1. Introduction

As there are various formats for the representation of linguistic corpora, there are also a number of formats for the encoding of syntactically annotated corpora: Penn Treebank, Susanne, Negra, and several other formats plus various kinds of parser or chunker output. Since applications like TIGERSearch cannot support all existing formats, it makes sense to define one single interface format for import and export. This format should be general enough to encode as many existing formats as possible. To solve the problem of Unicode character encoding, it is also advantageous to choose an XML-based approach.
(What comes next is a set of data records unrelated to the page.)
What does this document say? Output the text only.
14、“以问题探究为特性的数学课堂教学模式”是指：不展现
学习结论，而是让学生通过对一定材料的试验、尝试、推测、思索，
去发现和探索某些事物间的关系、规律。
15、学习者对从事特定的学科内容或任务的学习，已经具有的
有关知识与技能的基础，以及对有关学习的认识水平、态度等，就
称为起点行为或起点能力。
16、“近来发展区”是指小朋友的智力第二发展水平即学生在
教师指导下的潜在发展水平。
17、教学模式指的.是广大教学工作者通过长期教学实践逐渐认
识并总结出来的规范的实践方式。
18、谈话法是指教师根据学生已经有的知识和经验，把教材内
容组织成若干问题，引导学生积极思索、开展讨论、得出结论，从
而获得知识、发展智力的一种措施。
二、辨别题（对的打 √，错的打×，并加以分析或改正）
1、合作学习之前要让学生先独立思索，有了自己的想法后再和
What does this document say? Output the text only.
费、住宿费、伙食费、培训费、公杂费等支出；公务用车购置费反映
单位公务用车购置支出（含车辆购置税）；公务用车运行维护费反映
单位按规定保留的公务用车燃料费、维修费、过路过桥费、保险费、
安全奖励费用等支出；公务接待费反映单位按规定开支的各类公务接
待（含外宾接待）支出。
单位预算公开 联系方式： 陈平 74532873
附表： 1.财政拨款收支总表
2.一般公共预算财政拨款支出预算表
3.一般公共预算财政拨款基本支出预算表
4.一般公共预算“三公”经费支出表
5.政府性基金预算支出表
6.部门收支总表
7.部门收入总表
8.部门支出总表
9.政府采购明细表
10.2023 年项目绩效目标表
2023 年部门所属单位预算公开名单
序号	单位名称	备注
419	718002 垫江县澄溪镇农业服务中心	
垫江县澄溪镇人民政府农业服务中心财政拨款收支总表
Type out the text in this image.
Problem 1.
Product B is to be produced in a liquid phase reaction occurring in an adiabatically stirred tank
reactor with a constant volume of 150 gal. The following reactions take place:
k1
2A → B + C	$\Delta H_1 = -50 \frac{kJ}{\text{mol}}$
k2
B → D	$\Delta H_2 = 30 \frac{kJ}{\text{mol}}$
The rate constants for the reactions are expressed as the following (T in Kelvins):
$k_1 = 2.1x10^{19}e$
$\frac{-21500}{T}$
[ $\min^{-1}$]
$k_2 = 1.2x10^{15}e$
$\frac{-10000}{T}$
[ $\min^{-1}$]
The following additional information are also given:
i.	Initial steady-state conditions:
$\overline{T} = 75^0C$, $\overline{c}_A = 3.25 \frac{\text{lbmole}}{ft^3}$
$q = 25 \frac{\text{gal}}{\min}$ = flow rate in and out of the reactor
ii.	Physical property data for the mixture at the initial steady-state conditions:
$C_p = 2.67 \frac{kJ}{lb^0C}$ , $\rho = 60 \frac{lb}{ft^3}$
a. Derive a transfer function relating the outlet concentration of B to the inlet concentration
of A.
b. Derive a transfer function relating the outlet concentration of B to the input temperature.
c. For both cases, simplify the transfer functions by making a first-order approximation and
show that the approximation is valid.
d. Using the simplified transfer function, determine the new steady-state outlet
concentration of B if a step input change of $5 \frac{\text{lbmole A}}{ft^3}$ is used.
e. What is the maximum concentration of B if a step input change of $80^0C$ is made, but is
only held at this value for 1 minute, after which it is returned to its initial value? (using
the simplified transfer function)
The TIGER-XML format has been designed as an interface format. It is an XML-based equivalence of the corpus definition sublanguage of the TIGER description language (cf. chapter III). In addition to corpus definitions, the TIGER-XML format can also represent query results.

Any corpus to be processed by the TIGERSearch tool has to be encoded in the TIGER-XML format. For convenience, we have implemented corpus filters (i.e. converters to TIGER-XML) for many popular treebank and parser output formats like bracketing format, PennTreebank format, NeGra format etc. (cf. subsection 3.5, chapter VI for a list of implemented filters).

Why should you read this chapter? First of all, you might have corpora encoded in formats not supported as a corpus filter. So knowledge about TIGER-XML is essential for their conversion. In addition, TIGERSearch supports exporting the matches of a query in the TIGER-XML format. If you like to transform the XML output, e.g. by XSLT stylesheets, you will have to know how the XML document has been designed.

The first section walks through an example of the TIGER-XML format (cf. section 2). In the second section a real-life example is presented (cf. section 3). Finally, you can find a description of the XML schema used to validate TIGER-XML documents (cf. section 4).

If you are interested in the motivations that have influenced the development of the TIGER-XML format, you should have a look at Wolfgang Lezius' Ph.D. thesis [Lezius2002] (in German).